Portai il mio corpo nudo dentro la doccia, per lavare via il sudore di una nottata di riconciliazione, pulendo bene anche i capelli, cresciuti di molto. Arrivavano alla schiena ed erano un tantino fastidiosi da domare, e ancora più fastidiosi da asciugare: ogni volta se ne andava esattamente un'ora di phon, cosa non particolarmente entusiasmante data la temperatura non proprio glaciale di 35 gradi all'ombra di fine luglio. Decisi di asciugarli grossolanamente con una tovaglia e di lasciarli liberi ad asciugarsi da soli.

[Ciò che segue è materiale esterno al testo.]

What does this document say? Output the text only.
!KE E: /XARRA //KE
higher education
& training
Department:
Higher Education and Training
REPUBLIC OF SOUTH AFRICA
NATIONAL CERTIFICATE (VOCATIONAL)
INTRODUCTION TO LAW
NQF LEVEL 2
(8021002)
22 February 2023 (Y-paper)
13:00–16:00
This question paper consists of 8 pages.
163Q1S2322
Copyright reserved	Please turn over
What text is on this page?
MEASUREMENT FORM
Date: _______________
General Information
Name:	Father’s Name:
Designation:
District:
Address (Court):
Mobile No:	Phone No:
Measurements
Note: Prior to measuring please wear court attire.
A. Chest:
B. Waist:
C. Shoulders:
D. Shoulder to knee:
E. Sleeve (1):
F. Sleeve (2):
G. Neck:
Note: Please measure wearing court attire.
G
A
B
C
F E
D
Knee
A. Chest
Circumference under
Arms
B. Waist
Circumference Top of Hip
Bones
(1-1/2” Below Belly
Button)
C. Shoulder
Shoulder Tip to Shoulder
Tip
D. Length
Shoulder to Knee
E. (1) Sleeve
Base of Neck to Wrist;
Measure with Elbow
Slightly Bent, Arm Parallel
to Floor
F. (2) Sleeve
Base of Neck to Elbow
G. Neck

Uscii dal bagno dopo essermi avvolta in una tovaglia abbastanza grande, e mi diressi in cucina per saziare il mio stomaco.

«Che c'è nel frigo?» domandai dopo essere entrata in stanza.
«Quello che abbiamo comprato ieri mattina. Ci sono pacchi di brioche, biscotti, latte e succo di frutta. Vedi di farli bastare per un po'» rispose mentre addentava una brioche di dubbio gusto e dal colore giallastro. Somigliava vagamente ad un plum cake.

Aprii lo sportello del frigo, e quindi optai per un fagottino -fagottone- ripieno di cioccolata, per poi afferrarlo e prendere posto di fronte a lui in quel piccolo tavolo rotondo, che pareva essere fatto su misura per noi due.

«Quindi, ora che faremo?» domandai addentando quella bomba calorica tremendamente squisita.
«Tanto per cominciare...» iniziò guardando il suo plum cake morsicato «Dobbiamo cercarci un lavoro»
Diede un altro morso.
«Siamo partiti con i 2800 dollari che avevo messo da parte. Tra vestiti, albergo, cibo e spese per la casa ne sono rimasti poco meno della metà. Calcolando l'affitto di questo mese, potremo andare avanti per un paio di settimane e poco più»
E in men che non si dica, parlando aveva già finito il suo pancake.
«Dobbiamo quindi darci una mossa»

«Che lavoro vorresti fare?» chiesi.
«Gigolò va più che bene»
Ed ecco che il boccone mi andò di traverso provocando un momentaneo soffocamento, che si risolse con quattro buoni colpi sulla schiena da James, che era intanto scoppiato a ridere divertito. Invece io ero tutt'altro che divertita.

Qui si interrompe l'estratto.